None of this diminishes the ophthalmic evidence. It clarifies it: the evidence supports amniotic membrane for the eye when delivered as an ophthalmic product by a trained ophthalmologist — not the substitution of a wound allograft into an indication it was never processed or cleared for.
The Responsible Read for Wound-Care Teams
For clinicians and formularies that stock amniotic membrane for wounds, the practical guidance is straightforward:
1. The ophthalmic evidence is real, but it is not a license to repurpose a wound product. A chronic-wound allograft and an ocular-surface device are different tools built for different tissues. 2. Ocular surface disease belongs with ophthalmology. Persistent epithelial defects, corneal ulcers, and surface reconstruction should be managed by an ophthalmologist using a product intended for the eye. 3. Match the product to the indication and its regulatory pathway. For wound care, that means selecting a wound allograft on the evidence for that use — see our dehydrated versus cryopreserved clinician guide — and leaving ocular indications to ophthalmic products.
Amniotic membrane's dual history in wounds and eyes is a testament to how versatile the tissue is. But versatility at the biological level does not erase the regulatory, sterility, and technique boundaries between a wound dressing and an ophthalmic device.
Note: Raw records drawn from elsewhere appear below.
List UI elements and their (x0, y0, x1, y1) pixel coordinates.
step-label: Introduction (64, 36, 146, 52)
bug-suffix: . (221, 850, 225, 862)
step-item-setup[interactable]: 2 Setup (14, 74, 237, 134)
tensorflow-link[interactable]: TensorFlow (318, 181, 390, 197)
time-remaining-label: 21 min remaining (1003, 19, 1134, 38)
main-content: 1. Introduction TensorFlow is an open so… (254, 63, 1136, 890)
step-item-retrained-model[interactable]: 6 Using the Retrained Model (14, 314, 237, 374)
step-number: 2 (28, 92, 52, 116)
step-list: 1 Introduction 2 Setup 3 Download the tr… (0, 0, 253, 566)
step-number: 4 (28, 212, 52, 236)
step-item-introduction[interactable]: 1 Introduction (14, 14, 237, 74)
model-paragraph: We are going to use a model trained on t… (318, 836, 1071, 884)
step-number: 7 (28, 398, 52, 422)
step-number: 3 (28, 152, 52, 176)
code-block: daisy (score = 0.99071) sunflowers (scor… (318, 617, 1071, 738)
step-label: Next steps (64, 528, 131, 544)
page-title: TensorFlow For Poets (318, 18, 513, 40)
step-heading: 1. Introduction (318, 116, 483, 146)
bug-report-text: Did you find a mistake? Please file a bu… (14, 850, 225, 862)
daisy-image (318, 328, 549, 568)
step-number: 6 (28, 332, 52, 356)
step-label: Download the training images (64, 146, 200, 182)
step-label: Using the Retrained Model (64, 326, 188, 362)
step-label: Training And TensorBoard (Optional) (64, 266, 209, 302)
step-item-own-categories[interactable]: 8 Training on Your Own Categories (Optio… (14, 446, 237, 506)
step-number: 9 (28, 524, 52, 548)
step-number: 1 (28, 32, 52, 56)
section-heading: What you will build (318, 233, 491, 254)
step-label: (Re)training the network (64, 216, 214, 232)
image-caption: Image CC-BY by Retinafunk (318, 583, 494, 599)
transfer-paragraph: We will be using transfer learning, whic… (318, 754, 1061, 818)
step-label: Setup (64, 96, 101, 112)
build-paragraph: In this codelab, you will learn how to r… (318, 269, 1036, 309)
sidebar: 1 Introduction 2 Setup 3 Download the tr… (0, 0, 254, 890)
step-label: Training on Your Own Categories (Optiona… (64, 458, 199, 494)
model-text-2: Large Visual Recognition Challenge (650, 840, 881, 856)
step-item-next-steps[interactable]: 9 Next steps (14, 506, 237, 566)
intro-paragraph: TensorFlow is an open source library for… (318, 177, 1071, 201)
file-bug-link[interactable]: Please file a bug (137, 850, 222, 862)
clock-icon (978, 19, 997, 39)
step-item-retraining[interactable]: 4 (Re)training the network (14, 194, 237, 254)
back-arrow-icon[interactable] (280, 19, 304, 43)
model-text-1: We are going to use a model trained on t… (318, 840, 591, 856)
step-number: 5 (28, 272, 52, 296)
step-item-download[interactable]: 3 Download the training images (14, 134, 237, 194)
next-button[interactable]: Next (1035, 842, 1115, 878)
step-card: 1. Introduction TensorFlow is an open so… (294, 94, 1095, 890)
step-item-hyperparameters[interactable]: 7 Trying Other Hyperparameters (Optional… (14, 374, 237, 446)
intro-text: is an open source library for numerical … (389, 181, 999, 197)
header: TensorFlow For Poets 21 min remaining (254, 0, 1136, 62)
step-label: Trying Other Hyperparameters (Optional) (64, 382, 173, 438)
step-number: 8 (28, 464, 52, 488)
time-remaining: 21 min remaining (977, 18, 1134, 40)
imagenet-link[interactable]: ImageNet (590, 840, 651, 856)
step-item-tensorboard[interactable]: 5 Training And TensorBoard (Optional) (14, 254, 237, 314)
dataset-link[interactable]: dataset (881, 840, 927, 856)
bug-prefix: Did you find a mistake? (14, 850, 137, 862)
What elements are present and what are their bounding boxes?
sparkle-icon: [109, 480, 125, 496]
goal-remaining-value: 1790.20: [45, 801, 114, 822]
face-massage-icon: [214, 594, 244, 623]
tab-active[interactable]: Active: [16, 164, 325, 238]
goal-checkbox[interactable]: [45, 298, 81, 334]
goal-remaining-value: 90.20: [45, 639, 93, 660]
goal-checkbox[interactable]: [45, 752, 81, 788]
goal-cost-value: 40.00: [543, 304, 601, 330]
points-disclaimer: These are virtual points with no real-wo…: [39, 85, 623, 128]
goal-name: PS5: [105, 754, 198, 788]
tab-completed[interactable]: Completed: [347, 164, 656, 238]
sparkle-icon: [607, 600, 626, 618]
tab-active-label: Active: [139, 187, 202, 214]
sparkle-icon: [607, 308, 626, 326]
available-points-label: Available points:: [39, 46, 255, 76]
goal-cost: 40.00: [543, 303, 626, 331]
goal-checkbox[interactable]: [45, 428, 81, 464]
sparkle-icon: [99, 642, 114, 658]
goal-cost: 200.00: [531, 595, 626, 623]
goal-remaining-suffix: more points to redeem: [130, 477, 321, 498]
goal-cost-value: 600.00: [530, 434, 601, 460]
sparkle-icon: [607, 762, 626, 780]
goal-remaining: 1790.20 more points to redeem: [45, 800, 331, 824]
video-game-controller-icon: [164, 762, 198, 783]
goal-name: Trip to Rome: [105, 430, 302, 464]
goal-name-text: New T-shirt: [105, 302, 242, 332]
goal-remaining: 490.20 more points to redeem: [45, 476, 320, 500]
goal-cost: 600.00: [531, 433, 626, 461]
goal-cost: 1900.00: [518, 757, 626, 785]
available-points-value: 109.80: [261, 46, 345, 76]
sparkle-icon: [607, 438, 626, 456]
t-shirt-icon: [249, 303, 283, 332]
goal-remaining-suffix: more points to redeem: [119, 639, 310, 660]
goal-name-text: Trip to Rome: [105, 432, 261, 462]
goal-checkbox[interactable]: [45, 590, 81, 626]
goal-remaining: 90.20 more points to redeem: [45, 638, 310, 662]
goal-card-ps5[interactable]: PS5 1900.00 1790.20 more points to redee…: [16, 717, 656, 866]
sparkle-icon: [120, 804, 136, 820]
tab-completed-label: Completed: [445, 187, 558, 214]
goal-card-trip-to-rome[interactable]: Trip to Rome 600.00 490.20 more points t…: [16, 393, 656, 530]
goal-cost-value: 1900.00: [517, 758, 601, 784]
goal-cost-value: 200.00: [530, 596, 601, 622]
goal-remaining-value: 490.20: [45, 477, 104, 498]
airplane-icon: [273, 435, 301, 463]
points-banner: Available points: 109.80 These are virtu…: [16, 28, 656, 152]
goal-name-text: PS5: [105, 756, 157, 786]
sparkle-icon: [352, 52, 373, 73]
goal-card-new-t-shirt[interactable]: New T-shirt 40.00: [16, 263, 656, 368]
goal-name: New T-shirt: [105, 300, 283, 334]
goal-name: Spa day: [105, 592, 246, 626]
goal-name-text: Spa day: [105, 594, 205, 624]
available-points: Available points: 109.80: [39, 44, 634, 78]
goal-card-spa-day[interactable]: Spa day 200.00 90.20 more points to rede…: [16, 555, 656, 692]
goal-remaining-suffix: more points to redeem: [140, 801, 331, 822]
The evidence is strong precisely because it was generated with the right product, in the right hands, for the right indication.
References
1. Lee SH, Tseng SC. Amniotic membrane transplantation for persistent epithelial defects with ulceration. American Journal of Ophthalmology. 1997. PMID: 9063239. 2. Prabhasawat P, Tesavibul N, Komolsuradej W. Single and multilayer amniotic membrane transplantation for persistent corneal epithelial defect with and without stromal thinning and perforation. British Journal of Ophthalmology. 2001. PMID: 11734521. 3. Seitz B, et al. Amniotic membrane transplantation for persistent corneal epithelial defects in eyes after penetrating keratoplasty. Eye (London). 2009. PMID: 18535612.